The newest addition to AWS is Amazon Kinesis. It is only available in a limited preview at the time of writing this article, but its operation closely resembles real-time streaming data systems like Storm. Data is loaded into Kinesis through simple HTTP PUT requests and is then delivered to multiple data-processing applications within seconds. Data Processors are sharded using a user-defined key like in other MapReduce solutions. Information is retained for 24 hours and can be read analyzed or moved to durable storage. Typical E-Commerce scenarios would include:
- Web site clickstream analysis in real-time.
- Processing marketing information into performance metrics.
- Analyzing social media interactions, e.g. tweet streams.
E-Commerce Data Platform
All these elements services from Amazon Web Services can be combined to build robust data platforms for storing, processing and analyzing E-Commerce marketing data. A sample architecture may be composed of:
- An ETL system implemented in Talend and deployed on a EC2 virtual machine.
- Raw data files stored on S3 and used to supply data warehouses, data marts and MapReduce systems with information.
- A Redshift cluster where analysts run ad-hoc queries or scheduled reports.
- A data mart implemented in RDS for data integration and tactical data delivery to reporting tools like QlikView etc.
- EC2 virtual machines running analytical and statistical software for data scientists.
- An Elastic MapReduce Hadoop cluster for Big Data analytics and deep data dives. Queries performed through Pig and Hive.
- Data movement workflows and orchestration implemented in the AWS Data Pipeline.
- Historical data archive in Glacier for occasional historical analysis.
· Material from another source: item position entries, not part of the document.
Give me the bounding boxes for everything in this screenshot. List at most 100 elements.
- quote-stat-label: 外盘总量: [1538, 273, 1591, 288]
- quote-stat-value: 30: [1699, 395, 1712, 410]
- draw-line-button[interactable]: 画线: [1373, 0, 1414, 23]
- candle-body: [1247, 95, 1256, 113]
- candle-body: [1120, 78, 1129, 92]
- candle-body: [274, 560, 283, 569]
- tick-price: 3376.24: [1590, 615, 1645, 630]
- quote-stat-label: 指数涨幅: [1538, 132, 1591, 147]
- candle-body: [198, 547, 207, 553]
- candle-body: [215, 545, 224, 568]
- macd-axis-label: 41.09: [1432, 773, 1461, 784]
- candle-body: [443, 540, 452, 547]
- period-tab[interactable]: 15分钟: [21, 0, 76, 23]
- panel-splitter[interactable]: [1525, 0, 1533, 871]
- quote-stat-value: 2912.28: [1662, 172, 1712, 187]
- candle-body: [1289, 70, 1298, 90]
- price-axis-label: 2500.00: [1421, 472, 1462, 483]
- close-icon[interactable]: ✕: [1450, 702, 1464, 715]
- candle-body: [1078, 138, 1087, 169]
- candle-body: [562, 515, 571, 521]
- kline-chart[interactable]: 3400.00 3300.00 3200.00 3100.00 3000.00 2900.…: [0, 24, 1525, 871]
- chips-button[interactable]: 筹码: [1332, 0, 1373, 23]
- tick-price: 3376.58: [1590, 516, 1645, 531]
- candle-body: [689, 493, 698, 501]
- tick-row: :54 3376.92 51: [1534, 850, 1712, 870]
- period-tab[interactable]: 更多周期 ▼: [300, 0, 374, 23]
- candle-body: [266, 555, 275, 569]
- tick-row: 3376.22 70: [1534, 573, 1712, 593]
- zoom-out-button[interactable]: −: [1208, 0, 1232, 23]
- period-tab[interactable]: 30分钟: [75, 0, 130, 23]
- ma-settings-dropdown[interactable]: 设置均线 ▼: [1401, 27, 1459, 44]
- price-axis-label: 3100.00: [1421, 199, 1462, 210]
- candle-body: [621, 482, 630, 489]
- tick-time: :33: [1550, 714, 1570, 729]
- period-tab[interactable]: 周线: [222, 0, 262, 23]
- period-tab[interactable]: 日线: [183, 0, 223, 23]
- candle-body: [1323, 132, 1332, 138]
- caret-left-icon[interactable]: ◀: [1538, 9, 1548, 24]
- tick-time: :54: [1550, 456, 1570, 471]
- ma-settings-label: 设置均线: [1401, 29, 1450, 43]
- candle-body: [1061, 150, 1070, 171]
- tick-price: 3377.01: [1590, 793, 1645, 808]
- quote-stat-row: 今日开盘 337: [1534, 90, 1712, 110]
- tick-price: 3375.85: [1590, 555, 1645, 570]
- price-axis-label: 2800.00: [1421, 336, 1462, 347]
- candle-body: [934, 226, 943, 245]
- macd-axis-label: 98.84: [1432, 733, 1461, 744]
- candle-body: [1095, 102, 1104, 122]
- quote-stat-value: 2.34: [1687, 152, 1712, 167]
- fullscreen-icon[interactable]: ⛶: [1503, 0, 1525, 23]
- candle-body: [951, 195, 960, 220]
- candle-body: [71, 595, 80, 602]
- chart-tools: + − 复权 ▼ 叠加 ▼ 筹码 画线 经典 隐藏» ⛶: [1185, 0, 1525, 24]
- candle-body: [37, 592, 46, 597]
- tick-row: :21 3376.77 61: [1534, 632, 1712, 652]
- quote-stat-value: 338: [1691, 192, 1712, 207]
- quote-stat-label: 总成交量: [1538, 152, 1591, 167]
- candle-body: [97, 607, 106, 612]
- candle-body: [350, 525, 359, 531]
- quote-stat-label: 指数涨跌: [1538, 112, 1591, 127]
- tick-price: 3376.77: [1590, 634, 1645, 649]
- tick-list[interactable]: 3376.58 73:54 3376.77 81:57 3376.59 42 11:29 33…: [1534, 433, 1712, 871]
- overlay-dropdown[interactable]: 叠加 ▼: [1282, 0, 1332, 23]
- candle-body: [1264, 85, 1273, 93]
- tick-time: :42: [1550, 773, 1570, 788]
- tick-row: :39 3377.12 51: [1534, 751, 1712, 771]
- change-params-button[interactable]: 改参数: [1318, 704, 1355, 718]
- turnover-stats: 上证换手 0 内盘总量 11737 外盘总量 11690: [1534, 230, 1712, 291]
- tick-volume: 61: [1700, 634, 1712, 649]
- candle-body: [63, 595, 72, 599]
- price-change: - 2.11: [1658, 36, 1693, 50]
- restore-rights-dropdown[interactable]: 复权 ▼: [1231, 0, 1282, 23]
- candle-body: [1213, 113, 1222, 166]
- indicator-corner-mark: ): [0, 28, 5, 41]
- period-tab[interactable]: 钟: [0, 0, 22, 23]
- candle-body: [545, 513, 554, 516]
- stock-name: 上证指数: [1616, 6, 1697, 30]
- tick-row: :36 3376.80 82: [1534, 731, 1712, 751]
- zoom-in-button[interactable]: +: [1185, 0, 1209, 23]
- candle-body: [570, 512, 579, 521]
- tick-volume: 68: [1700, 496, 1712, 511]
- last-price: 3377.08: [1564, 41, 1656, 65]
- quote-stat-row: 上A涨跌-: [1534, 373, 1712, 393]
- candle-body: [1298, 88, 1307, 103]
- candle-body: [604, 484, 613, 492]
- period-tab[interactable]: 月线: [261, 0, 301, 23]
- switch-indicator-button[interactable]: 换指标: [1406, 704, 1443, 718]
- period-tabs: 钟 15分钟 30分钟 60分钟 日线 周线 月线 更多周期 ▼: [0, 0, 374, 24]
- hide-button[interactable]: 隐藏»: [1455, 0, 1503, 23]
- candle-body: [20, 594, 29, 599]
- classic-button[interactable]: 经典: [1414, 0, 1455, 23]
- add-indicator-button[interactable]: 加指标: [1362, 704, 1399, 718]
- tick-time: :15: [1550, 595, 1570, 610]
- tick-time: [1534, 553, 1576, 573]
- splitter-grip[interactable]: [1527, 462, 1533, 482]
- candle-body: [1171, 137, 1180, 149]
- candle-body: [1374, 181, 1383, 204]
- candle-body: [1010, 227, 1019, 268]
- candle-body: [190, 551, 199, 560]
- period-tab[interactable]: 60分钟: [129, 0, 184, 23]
Initial data loads are best performed through the AWS Import/Export service or incremental, daily uploads. Once Kinesis becomes available to the general public, it should be included for real-time customer behavior analytics alongside static data. A sample costs breakdown for operating a medium-sized E-Commerce Data Platform:
|Instances||Parameters||Pricing model||Initial||Monthly||Total /yr|
|15 GB RAM, 4 vCPU, 1690 GB storage||Reserved 1yr Heavy||$1352||$82||$2335|
|Data Storage||S3||2 TB, 100k PUT, 500k GET, 60 GB IN/mo, 10 GB OUT/mo||N/A||$0||$180||$2160|
|2 TB storage, 2 vCPU, 15 GB RAM||Reserved 1yr||$2500||$157||$4348|
|Operational Data Marts||RDS,
|850 GB storage, 2 vCPU, 7.5 GB RAM||Reserved 1yr||$676||$84||$1672|
|32 GB RAM, 4 vCPU, 850 GB storage||Reserved 1yr Heavy||$1578||$99||$2766|
|Hadoop Cluster||Elastic MapReduce,
20x m1.xlarge, MapR M7, 2h/day
|15 GB RAM, 4 vCPU, 1690 GB storage||N/A||$0||$988||$11856|
Note that the above is just an estimate and does not include some additional charges, e.g. for traffic. Of course, not all companies will require the full suite of tools, so make sure you tailor the final infrastructure to your needs and budgets. Remember about data security! There is no better target for industrial espionage than a complete E-Commerce Data Platform.